L’Oréal Türkiye, 5 Haziran Dünya Çevre Günü kapsamında sürdürülebilirlik yolculuğundaki güncel adımlarını paylaştı. 2010’dan bu yana yürüttüğü “Gelecek için L’Oréal” programını bilim ve teknoloji ışığında geliştirmeye devam eden marka, bu yıl üç ana başlıkta dikkat çekti: Teknoloji, Bilim ve İnsan Odaklı Sürdürülebilirlik.
Dijital karbon salınımını azaltmak için geçtiğimiz yıl IMPACT+ iş birliğini başlatan L’Oréal Türkiye, bu uygulamayı artık tüm markaları için yaygınlaştırdı. Ad Net Zero Türkiye oluşumuna verdiği destekle, iletişim sektöründe de net sıfır hedefiyle dönüşümün parçası oluyor.

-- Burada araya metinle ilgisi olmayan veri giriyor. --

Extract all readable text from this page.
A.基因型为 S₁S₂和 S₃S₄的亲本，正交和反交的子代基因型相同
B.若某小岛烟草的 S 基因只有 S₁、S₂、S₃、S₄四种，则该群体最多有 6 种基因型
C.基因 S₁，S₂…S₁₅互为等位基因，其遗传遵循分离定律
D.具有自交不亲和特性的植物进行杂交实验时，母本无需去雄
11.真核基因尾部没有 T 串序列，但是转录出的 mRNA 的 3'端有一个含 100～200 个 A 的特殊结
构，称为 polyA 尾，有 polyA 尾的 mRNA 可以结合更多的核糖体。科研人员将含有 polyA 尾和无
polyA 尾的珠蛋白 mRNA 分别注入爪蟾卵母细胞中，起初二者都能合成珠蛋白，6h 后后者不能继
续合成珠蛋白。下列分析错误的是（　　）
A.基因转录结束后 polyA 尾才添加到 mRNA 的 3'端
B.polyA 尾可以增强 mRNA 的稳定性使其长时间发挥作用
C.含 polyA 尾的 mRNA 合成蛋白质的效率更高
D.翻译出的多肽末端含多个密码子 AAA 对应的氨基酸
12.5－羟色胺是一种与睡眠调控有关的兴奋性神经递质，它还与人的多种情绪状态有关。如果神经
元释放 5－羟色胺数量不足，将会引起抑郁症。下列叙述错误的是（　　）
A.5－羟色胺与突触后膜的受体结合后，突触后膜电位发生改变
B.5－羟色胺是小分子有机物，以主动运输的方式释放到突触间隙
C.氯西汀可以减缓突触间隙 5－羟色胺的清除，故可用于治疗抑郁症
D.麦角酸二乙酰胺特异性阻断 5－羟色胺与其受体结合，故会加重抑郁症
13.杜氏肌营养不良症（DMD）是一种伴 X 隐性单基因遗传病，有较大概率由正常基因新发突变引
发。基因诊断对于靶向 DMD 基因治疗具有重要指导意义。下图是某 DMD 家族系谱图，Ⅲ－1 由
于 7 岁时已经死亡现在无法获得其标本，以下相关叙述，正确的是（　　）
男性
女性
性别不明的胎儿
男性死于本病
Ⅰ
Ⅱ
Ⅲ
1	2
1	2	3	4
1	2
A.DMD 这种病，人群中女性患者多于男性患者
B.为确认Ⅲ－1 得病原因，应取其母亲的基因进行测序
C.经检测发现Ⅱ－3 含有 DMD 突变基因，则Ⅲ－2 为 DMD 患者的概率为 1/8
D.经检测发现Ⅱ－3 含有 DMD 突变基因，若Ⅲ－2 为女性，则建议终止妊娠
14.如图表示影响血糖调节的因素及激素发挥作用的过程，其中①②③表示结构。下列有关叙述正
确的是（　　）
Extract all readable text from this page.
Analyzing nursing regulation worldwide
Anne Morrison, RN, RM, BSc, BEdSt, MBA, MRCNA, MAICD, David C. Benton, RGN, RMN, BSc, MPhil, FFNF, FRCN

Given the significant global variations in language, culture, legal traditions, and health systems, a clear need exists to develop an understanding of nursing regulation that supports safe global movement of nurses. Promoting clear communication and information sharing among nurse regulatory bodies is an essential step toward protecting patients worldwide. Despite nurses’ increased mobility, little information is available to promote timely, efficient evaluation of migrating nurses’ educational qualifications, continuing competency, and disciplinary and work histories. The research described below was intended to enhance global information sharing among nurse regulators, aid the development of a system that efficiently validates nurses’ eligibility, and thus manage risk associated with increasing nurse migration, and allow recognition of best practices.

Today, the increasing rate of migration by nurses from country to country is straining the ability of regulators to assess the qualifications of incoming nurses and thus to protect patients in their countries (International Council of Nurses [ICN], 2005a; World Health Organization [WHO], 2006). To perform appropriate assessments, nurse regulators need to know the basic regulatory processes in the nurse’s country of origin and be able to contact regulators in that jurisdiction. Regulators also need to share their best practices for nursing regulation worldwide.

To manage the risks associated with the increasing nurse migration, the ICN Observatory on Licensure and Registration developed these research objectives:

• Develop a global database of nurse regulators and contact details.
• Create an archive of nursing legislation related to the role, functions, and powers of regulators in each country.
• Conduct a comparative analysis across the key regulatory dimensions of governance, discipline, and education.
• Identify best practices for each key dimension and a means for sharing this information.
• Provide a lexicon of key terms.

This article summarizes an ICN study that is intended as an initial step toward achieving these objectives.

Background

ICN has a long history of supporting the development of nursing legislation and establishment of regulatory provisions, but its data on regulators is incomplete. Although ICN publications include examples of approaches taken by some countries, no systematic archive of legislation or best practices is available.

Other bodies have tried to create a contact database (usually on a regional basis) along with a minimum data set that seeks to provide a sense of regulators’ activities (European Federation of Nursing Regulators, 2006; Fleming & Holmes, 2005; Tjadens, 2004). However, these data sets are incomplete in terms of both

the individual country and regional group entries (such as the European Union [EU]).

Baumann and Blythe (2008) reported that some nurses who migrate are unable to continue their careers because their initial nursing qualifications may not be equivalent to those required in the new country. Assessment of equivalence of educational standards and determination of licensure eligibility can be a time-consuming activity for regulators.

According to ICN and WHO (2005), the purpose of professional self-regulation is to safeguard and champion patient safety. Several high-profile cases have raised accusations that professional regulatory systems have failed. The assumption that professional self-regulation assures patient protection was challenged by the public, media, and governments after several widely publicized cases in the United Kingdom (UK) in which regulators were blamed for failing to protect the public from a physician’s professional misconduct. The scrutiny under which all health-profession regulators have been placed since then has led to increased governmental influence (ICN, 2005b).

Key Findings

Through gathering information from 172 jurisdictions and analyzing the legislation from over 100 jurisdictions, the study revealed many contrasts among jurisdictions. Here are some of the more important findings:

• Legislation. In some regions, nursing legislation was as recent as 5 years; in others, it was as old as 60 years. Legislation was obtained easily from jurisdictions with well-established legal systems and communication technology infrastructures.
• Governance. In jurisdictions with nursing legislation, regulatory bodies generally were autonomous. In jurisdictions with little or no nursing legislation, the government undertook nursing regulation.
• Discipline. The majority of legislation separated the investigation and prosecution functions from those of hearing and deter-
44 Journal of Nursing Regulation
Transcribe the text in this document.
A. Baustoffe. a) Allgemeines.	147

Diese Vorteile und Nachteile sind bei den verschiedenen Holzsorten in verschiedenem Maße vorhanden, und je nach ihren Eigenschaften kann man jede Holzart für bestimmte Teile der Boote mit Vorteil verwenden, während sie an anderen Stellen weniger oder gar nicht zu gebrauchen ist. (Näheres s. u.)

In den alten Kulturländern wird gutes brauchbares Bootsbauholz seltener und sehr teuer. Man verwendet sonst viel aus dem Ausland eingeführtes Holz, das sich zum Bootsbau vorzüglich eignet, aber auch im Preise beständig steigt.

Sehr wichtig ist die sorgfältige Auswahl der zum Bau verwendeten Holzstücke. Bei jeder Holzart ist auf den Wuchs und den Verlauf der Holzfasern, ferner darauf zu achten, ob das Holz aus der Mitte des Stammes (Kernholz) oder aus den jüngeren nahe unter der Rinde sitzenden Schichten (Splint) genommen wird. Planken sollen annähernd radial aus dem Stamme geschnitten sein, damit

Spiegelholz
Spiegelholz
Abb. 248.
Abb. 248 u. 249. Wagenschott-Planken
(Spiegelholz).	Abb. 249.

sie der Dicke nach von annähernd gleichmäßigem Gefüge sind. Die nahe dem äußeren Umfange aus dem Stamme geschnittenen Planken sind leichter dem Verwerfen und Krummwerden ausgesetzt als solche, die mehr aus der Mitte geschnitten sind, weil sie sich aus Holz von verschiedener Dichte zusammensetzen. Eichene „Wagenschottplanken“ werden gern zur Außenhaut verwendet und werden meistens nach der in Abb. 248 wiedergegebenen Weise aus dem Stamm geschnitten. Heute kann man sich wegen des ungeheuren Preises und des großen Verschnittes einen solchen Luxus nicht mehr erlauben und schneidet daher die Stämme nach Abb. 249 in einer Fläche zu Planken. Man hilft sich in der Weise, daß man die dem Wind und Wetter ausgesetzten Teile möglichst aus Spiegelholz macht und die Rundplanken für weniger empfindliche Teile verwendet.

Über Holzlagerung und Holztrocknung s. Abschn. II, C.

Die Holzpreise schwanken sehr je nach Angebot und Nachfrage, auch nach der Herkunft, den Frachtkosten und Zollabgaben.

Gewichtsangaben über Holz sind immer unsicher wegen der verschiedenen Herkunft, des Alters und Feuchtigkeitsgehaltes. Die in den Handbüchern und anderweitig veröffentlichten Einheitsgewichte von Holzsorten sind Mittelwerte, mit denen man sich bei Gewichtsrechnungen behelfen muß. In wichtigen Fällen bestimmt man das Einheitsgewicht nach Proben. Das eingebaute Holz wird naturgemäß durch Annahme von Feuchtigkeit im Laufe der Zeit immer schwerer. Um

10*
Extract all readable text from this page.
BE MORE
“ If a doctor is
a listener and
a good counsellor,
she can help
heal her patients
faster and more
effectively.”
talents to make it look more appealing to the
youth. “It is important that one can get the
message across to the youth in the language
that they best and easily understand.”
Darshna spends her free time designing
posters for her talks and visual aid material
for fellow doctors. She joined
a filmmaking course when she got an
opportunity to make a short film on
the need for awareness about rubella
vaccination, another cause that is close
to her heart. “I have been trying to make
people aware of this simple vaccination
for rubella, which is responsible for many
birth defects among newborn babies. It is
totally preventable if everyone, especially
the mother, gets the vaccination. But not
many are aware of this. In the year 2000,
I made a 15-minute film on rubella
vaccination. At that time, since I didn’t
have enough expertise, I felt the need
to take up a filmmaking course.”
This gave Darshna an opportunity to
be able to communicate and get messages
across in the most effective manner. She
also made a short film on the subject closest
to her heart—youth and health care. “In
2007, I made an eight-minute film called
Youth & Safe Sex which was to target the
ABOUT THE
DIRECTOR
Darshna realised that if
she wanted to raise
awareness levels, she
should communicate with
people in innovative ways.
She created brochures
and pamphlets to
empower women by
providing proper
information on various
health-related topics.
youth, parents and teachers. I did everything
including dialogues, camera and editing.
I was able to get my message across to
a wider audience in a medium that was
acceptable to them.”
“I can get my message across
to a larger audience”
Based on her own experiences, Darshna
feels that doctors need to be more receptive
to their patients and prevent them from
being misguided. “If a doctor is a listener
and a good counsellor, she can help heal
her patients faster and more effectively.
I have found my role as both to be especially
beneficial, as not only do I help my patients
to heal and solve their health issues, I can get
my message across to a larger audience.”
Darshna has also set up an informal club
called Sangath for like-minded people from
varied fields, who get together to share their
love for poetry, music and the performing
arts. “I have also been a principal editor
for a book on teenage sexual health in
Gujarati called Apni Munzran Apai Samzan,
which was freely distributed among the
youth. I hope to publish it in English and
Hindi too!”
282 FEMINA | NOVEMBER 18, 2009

Doğaya katkı tarafında ise, Muğla’daki yangın bölgelerine 50 bin tohum topu ile 6000 m2’lik bir alan için yeniden yeşertme çalışmaları sürdürülüyor. Öte yandan, yeniden doldurulabilir ürün portföyüyle ambalaj atığını azaltmayı hedefleyen şirket, 2030’a kadar saf plastik kullanımını %50 düşürmeyi ve tüm ambalajlarını geri dönüştürülebilir hale getirmeyi planlıyor.
L’Oréal Türkiye, sürdürülebilirliği yalnızca çevresel değil, toplumsal kalkınmanın da anahtarı olarak görüyor. 2030 yılına kadar 5 milyon kadının güçlenmesine katkı sunma ve 100.000 dezavantajlı bireyin işe erişimini destekleme hedefi bu yaklaşımı yansıtıyor.

L’Oréal Türkiye Ülke Genel Müdürü Sinem Sandıkçı Gökçen, sürdürülebilirliği yalnızca çevresel değil, bütüncül bir dönüşüm hedefi olarak benimsediklerini şu sözlerle vurguladı:
“Sürdürülebilirliği sadece çevresel bir hedef değil, iş yapış biçimimizin ayrılmaz bir parçası olarak görüyoruz. Bilimi, teknolojiyi ve insanı bir araya getirerek daha yaşanabilir bir geleceği birlikte inşa ediyoruz. Tüm ekosisteme sesleniyor, birlikte dönüşmenin gücüne inanıyoruz.”
Bu yenilikçi ve bütüncül yaklaşımıyla L’Oréal Türkiye, sadece bugünü değil, yarının dünyasını da daha sağlıklı, daha eşitlikçi ve daha sürdürülebilir kılma yolunda kararlılıkla ilerliyor.